I know that within a trigger – at least for SQL Server – one should never assume that the inserted table has just one row, which means SQL like this in a trigger is usually bad:
select @UserID = ID from inserted
But out of curiosity, can a set of INSERT statements ever result in an inserted table of more than one row? I know it’s easy enough with an UPDATE, but from my tests I can’t simulate a similar result for INSERTs. I’ve tried sending across sets of inserts before sending the batch terminator, e.g:
insert into TriggerTest (col2) select 'a'
insert into TriggerTest (col2) select 'b'
insert into TriggerTest (col2) select 'c'
go
And also wrapping them in transactions:
begin tran
insert into TriggerTest (col2) select 'a'
insert into TriggerTest (col2) select 'b'
insert into TriggerTest (col2) select 'c'
commit
But it will always result in the trigger fired 3 times with an inserted table of 1 row, and never one time with an inserted table of 3 rows.

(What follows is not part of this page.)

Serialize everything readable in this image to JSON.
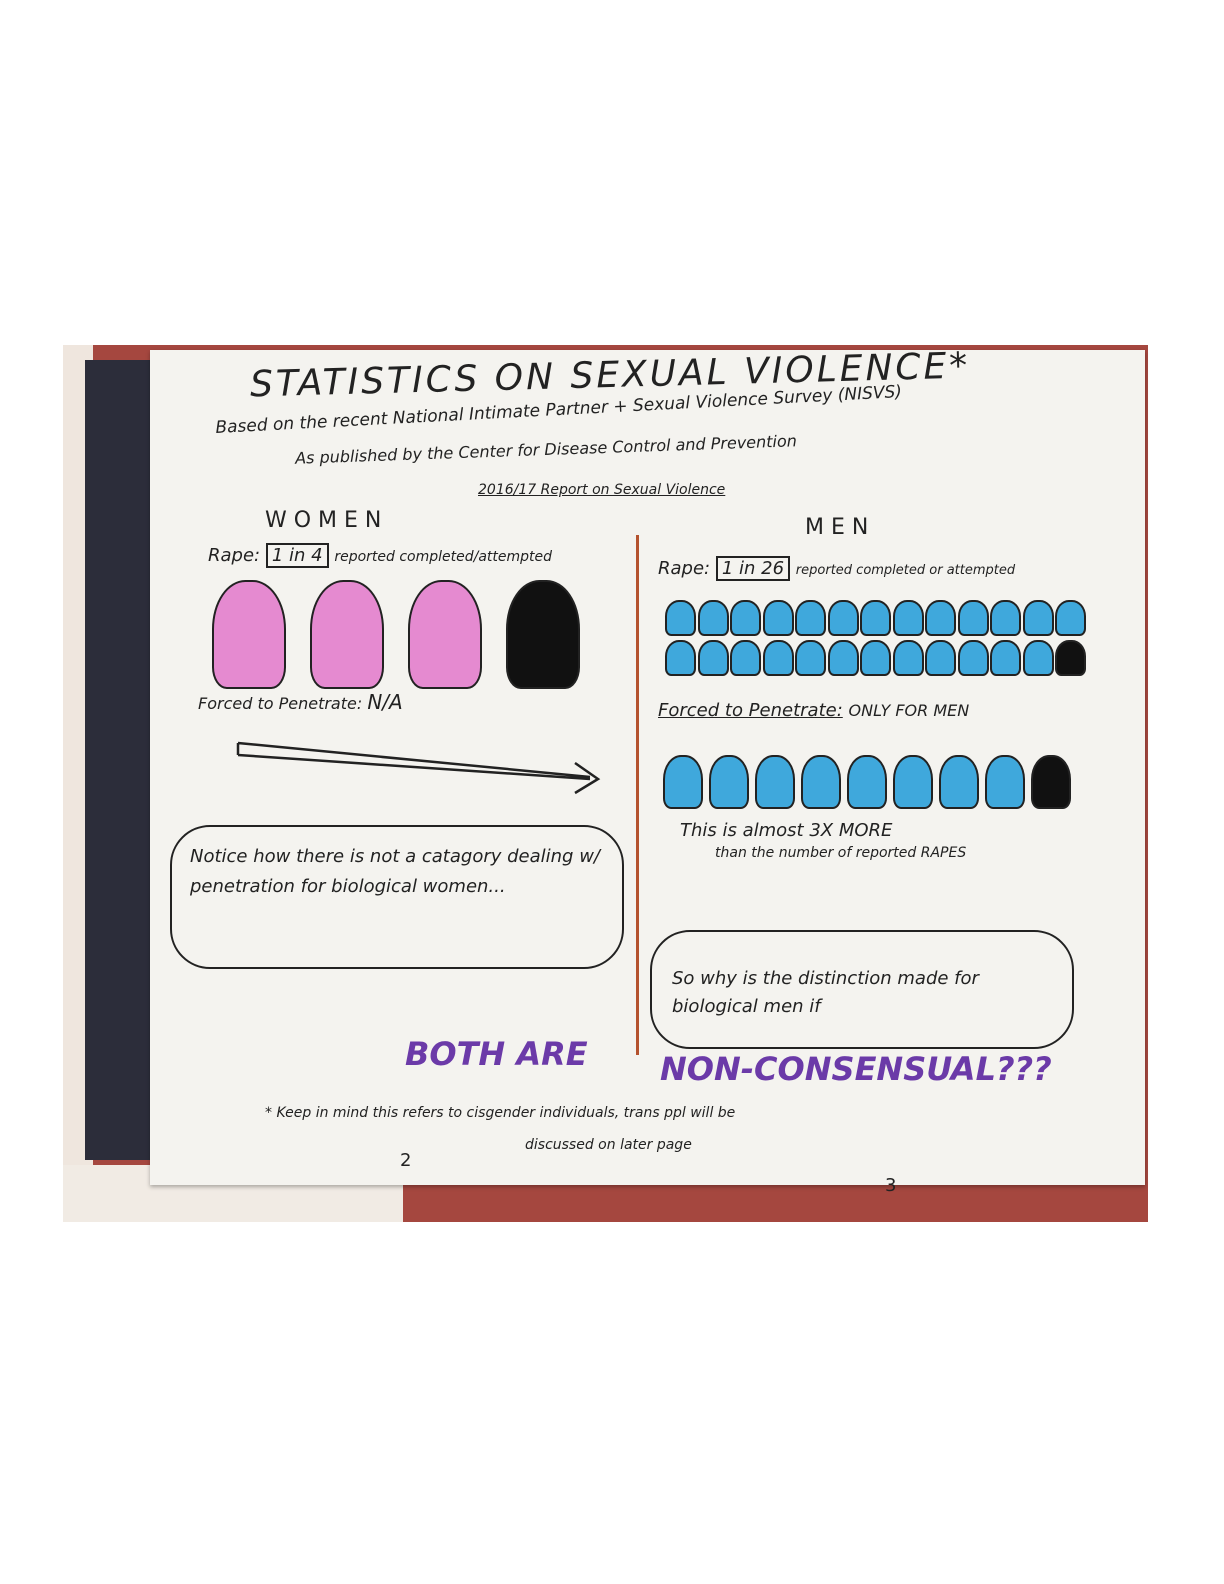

That completely makes sense to me (they are 3 separate statements after all), and I don’t need to actually do it, I’m just wondering if INSERTS alone can ever behave differently to this.
Edit: this is a dumb question: of course it can, when inserting a result set!
insert into TriggerTest (col2) select 'a' union select 'b'
… or any other sort of set.
Forgive me, it is almost 3AM here. I’ll leave this question here for people who should know better anyway.